Eine Himmelfahrtshomiletik in Zeiten des Krieges. Von Alexander Deeg.
Jetzt ist er weg …
In manchen evangelischen Gemeinden gibt es eine etwas merkwürdige Himmelfahrtstradition: Nach der Lesung der Himmelfahrtsgeschichte wird die Osterkerze ausgeblasen. „Und es geschah, als er sie segnete, schied er von ihnen und fuhr auf gen Himmel“ (Lk 24,51). Jesus ist weg und die Kerze aus! Erst zehn Tage später, im Pfingstgottesdienst, wird sie wieder angezündet. Zehn Tage ‚Osterfinsternis‘!
Ich habe mich immer wieder über dieses Ritual empört. Jesus sei ja nicht einfach ‚weg‘, sondern bei uns alle Tage (Mt 28,20). Inzwischen aber frage ich mich, ob dieses kleine Ritual nicht mehr theologische Weisheit bewahrt, als meine jahrelange theologische Rechthaberei dies wahrhaben wollte?
Jesus sei ja nicht einfach ‚weg‘, sondern bei uns alle Tage…
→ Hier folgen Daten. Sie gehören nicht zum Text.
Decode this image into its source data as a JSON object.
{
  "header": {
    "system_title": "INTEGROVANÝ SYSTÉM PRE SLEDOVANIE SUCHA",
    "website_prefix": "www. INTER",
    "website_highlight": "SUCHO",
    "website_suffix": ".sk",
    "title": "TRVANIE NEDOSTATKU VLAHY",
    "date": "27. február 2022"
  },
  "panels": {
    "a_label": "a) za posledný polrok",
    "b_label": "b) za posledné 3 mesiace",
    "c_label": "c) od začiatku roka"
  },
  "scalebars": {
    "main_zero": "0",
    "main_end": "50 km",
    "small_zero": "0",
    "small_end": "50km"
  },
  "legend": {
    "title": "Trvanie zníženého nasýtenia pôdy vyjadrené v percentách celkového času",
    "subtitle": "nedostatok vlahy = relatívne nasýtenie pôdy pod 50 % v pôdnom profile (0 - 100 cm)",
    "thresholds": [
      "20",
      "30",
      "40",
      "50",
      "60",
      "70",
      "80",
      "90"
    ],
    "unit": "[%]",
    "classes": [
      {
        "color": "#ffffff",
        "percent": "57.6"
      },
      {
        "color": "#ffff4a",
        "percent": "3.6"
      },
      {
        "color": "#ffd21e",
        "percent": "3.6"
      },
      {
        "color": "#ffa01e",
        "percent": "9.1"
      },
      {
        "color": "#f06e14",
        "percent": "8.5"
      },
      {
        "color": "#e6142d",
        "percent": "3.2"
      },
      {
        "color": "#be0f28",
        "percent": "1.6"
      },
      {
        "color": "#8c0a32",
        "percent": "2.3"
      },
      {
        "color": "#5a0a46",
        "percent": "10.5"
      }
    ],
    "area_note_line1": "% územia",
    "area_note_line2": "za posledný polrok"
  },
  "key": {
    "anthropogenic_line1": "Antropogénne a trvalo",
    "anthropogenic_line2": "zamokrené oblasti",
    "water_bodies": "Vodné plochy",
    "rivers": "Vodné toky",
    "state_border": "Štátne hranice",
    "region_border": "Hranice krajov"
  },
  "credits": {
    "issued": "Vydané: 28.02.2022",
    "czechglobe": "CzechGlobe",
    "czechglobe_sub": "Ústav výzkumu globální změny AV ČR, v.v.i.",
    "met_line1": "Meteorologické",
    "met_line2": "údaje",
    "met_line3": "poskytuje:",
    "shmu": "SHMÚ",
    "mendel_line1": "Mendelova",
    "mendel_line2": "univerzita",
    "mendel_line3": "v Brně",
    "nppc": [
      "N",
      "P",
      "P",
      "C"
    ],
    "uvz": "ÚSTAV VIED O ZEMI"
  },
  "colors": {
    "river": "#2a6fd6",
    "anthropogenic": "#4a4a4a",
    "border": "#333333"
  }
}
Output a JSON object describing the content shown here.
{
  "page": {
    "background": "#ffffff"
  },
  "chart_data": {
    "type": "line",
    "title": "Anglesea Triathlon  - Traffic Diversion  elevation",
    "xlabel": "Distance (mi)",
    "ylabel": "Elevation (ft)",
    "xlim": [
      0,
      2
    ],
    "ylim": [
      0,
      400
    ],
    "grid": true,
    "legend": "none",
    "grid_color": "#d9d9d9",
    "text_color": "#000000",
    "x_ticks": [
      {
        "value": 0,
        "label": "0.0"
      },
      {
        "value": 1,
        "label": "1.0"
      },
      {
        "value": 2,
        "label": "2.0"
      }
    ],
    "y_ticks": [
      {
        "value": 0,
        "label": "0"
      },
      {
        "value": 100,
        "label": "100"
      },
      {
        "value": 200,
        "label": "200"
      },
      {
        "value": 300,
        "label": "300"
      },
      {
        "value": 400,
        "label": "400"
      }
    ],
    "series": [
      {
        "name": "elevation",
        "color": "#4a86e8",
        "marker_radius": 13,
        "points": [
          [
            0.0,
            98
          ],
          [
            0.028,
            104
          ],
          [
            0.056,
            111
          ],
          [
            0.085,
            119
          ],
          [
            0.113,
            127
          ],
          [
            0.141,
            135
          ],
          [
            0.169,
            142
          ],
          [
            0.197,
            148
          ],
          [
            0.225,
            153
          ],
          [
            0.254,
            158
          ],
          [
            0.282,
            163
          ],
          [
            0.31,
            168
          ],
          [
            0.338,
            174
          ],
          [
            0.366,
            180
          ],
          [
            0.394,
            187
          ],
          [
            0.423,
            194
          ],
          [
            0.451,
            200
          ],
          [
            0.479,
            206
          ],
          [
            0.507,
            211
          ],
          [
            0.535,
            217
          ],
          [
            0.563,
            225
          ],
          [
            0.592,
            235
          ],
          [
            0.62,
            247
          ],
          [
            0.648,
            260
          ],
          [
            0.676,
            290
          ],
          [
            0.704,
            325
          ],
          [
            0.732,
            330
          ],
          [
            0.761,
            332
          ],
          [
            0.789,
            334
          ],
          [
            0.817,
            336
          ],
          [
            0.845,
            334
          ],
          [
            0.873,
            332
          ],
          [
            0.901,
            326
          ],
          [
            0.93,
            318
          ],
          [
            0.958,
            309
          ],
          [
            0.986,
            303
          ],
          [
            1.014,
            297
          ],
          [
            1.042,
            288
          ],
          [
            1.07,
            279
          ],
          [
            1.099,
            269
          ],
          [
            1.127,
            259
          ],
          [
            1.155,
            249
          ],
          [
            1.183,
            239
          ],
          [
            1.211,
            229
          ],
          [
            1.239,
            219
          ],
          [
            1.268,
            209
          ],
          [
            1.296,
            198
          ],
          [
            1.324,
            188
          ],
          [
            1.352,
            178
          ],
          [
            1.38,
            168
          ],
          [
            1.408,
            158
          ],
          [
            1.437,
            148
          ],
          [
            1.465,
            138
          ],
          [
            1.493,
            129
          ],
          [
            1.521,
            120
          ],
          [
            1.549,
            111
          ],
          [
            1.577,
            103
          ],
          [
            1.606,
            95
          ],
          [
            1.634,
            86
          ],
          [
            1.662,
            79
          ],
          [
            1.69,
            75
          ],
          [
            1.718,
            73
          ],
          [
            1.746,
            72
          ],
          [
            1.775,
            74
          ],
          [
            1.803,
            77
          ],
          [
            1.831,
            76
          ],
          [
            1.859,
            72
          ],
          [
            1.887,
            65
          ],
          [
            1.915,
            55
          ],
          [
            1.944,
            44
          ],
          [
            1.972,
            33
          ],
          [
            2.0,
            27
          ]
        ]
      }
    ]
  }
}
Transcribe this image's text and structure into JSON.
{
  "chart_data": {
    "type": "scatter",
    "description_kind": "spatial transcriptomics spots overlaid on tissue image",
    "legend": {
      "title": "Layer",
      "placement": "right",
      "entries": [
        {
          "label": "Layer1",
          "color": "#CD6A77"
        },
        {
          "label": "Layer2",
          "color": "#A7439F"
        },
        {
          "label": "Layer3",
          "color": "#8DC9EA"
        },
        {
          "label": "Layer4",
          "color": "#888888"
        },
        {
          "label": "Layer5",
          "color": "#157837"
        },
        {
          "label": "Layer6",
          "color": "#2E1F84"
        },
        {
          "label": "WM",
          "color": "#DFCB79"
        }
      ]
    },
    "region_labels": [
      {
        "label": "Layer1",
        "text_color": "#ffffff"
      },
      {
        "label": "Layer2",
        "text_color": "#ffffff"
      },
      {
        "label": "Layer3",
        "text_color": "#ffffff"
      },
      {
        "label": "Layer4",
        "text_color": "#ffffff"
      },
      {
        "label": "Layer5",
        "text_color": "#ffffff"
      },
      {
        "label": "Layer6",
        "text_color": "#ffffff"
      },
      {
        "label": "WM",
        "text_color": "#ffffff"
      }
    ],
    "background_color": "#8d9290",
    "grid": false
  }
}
Seit Wladimir Putins Befehl zum Angriff auf die Ukraine wird mir die (gefühlt) dauernde Behauptung der Präsenz Gottes sowie des Mitseins Jesu mit uns in unseren Ängsten und mit den Opfern in der Ukraine nicht zum Trost, sondern zur Anfechtung. So ging es mir schon gleich nach Beginn des Krieges, als eine Predigt wie folgt endete: „Gott ist da. Auch jetzt. Er ist mit seinem Geist der Kraft in uns. Damit wir uns mit Fantasie und Schaffenskraft für das Leben engagieren.“ Die Behauptung der Gegenwart Gottes verbunden mit dem Imperativ zum Engagement ging mir zu schnell. Und mir scheint, dass ich nicht ganz allein mit meinem Überdruss an dieser konventionellen Redundanz evangelischer Kanzelrede bin. Eine Studentin schrieb: „Wenn die Pointe einer Predigt ist, dass Gott immer bei mir ist, dann will und brauche ich sie nicht.“
Behauptung der Gegenwart Gottes verbunden mit dem Imperativ zum Engagement
Manche Predigten (übrigens ganz bestimmt auch meine eigenen!) funktionieren nach einer Art Taschenspielertrick: Ich schildere die Not in der Ukraine und die Grausamkeit des Krieges; und dann rette ich mich mit der Behauptung: Aber in alledem ist Gott dabei … Theologisch ist das nicht einmal falsch (wie sollte der Herr über Himmel und Erde nicht auch ‚dabei sein‘ in den Gräueln des Krieges). Aber es ist zu routiniert, um richtig zu sein. Ich frage: Drückt die Behauptung der göttlichen Nähe nicht eher meine theologische und existentielle Hilflosigkeit als Prediger aus und spiegelt (einmal wieder) den verzweifelten Versuch, unbedingt trösten zu wollen und dabei doch nur die „Lügen der Tröster“ (Henning Luther) im Angebot zu haben?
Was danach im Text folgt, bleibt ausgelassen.